Having waded through the waters herself, Remya, who was born deaf, had built a career for herself in the technology sector and was working as a business analyst when she had a higher calling. Teaming up with Sulu, who is also deaf and Abel, they mooted DAAD to the Kerala Startup Mission (KSUM) which, in turn, offered them a place in its shared technology co-working space.
DAAD was set up in December 2018 and was launched officially a month later, in January 2019. According to Remya, the company bootstrapped and a seed funding of Rs. 1 lakh from KSUM was what gave them a breather. DAAD’s technology space is buzzing with ideas and according to the founders, there will soon be an array of products available on their website followed by a mobile app for youngsters who are deaf or have a cochlear implant.
“Our target clients are in the age group of 18 to 35,” said Remya talking to Destination Kerala. “The courses will be designed in such a way that there will be free-access basic courses and advanced courses which people can choose and join after a stipulated payment,” she said.
The courses will be designed to close a skill gap and enable the deaf youths to find jobs by making them more employable, said Remya. “The company will award candidates certificates upon successful completion of the course,” she said.

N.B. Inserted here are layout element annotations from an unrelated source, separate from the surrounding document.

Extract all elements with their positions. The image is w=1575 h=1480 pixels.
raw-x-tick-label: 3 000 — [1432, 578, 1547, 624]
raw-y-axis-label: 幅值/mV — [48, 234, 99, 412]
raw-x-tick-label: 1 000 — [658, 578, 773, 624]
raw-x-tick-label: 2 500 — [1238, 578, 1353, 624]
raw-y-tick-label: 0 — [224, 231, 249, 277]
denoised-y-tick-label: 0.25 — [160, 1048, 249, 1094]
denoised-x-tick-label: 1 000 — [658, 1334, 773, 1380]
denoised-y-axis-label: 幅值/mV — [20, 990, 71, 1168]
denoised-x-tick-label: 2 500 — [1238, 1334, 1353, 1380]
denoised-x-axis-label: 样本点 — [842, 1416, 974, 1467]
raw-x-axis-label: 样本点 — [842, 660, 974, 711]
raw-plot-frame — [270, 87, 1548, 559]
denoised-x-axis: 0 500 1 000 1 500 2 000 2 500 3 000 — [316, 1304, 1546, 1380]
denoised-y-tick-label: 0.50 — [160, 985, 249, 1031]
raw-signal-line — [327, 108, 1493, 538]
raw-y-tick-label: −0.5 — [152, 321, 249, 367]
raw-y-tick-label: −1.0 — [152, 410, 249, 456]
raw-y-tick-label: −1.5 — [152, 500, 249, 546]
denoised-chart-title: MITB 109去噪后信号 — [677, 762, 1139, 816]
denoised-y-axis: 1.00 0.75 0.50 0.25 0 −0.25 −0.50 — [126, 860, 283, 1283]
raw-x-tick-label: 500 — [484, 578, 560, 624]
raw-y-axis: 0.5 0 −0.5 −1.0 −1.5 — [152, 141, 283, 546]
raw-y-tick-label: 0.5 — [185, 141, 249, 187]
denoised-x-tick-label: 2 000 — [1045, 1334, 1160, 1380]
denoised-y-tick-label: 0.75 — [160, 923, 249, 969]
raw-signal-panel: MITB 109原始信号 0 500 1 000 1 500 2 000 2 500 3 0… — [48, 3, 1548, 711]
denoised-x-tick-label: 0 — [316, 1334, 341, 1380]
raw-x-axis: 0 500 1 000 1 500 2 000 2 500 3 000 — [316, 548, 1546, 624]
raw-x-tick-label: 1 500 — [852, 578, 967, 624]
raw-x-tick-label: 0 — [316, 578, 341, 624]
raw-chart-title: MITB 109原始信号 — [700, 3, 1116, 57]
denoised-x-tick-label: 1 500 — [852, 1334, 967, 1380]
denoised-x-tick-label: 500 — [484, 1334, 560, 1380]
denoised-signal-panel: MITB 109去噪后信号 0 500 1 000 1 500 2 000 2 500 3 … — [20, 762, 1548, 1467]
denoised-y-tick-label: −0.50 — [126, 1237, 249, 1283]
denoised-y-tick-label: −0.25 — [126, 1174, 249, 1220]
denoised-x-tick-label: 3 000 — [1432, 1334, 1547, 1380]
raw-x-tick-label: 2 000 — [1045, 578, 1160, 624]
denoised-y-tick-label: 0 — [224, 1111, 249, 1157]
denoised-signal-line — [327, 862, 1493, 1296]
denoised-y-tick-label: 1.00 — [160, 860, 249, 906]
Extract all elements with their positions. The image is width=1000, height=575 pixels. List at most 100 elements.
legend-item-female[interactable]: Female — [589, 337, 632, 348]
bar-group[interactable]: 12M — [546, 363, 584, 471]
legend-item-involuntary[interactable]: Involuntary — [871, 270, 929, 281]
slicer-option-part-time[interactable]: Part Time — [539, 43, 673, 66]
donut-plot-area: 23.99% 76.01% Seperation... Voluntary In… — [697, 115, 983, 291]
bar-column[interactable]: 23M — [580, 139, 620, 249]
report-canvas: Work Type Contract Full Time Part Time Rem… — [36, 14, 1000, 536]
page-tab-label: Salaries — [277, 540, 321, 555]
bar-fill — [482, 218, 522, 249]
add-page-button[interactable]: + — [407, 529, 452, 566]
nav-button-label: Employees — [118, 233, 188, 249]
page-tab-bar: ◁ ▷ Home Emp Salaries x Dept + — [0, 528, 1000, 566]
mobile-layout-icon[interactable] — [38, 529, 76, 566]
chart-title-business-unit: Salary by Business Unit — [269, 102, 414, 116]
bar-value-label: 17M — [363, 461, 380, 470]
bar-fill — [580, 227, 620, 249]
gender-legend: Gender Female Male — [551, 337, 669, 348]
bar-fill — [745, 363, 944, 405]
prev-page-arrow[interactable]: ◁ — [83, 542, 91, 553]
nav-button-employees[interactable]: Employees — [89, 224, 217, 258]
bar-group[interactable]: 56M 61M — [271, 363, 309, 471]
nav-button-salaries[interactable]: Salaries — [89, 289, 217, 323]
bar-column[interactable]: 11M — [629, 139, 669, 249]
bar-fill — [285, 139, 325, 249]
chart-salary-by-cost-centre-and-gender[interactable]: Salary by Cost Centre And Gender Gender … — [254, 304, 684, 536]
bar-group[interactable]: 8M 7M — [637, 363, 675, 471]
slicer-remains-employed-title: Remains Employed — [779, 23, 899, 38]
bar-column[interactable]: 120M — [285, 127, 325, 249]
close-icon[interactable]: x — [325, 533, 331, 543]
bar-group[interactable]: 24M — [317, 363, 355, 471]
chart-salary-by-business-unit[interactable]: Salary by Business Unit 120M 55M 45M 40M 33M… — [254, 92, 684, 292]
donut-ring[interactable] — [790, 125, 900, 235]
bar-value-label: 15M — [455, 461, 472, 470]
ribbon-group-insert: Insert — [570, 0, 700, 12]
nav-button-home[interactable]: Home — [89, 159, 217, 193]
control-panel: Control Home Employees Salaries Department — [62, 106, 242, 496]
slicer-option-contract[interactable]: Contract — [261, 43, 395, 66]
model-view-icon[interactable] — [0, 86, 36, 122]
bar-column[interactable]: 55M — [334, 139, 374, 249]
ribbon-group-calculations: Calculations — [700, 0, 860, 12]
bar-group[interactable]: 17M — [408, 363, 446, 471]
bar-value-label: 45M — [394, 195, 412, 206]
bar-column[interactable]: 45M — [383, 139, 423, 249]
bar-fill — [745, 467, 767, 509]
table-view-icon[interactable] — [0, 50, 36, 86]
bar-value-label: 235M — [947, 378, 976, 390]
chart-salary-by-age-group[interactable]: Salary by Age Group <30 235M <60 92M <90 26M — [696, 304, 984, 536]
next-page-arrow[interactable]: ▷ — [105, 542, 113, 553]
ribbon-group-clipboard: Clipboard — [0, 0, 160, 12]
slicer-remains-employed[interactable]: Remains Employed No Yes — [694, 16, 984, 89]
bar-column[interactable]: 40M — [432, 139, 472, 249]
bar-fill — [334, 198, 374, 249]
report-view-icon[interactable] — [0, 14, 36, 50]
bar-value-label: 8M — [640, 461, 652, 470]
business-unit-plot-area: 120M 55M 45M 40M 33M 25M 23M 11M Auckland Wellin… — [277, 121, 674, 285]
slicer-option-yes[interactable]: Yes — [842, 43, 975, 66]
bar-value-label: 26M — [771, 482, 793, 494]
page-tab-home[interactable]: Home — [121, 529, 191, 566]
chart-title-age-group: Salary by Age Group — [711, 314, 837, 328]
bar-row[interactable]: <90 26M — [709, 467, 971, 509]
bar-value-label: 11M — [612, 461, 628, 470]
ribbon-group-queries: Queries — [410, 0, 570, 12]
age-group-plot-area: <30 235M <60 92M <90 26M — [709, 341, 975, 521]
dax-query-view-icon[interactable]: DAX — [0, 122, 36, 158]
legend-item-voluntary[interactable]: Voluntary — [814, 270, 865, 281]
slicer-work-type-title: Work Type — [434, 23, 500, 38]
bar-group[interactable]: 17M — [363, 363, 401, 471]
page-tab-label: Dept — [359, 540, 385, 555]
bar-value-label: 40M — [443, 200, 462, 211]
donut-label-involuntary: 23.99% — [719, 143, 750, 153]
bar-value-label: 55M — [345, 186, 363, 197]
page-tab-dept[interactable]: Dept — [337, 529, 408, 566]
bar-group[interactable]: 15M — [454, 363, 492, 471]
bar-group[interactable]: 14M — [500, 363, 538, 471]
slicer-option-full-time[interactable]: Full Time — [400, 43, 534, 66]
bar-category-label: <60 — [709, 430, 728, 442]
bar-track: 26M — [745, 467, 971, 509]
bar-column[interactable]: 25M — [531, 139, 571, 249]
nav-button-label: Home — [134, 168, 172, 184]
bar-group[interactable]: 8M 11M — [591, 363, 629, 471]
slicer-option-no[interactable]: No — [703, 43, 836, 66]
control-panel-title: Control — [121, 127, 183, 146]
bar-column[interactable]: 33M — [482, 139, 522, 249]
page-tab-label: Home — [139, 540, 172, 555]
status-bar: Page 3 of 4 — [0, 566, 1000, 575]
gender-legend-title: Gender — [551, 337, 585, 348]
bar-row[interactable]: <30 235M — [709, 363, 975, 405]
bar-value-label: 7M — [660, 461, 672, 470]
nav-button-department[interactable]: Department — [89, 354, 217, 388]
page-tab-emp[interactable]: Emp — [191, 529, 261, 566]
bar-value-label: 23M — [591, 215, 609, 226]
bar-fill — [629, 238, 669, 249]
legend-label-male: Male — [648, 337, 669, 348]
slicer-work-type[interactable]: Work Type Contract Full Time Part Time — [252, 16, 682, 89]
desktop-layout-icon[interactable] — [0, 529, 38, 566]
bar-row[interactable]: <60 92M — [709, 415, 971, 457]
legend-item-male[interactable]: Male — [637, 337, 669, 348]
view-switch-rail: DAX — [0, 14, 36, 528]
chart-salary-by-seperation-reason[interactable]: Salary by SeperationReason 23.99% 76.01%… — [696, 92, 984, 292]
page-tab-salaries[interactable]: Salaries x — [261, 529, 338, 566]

According to Remya, who is also the CEO of the company, DAAD will roll out its first product in October and is going to give photoshop lessons to the deaf learners through videos in video sign language. The videos will also have voice over and visualisations for a better learning experience.
The company aims to incorporate learning materials in natural sign language, Indian sign language and context-translated sign language with English subtitles and will work on a subscription-per-course model.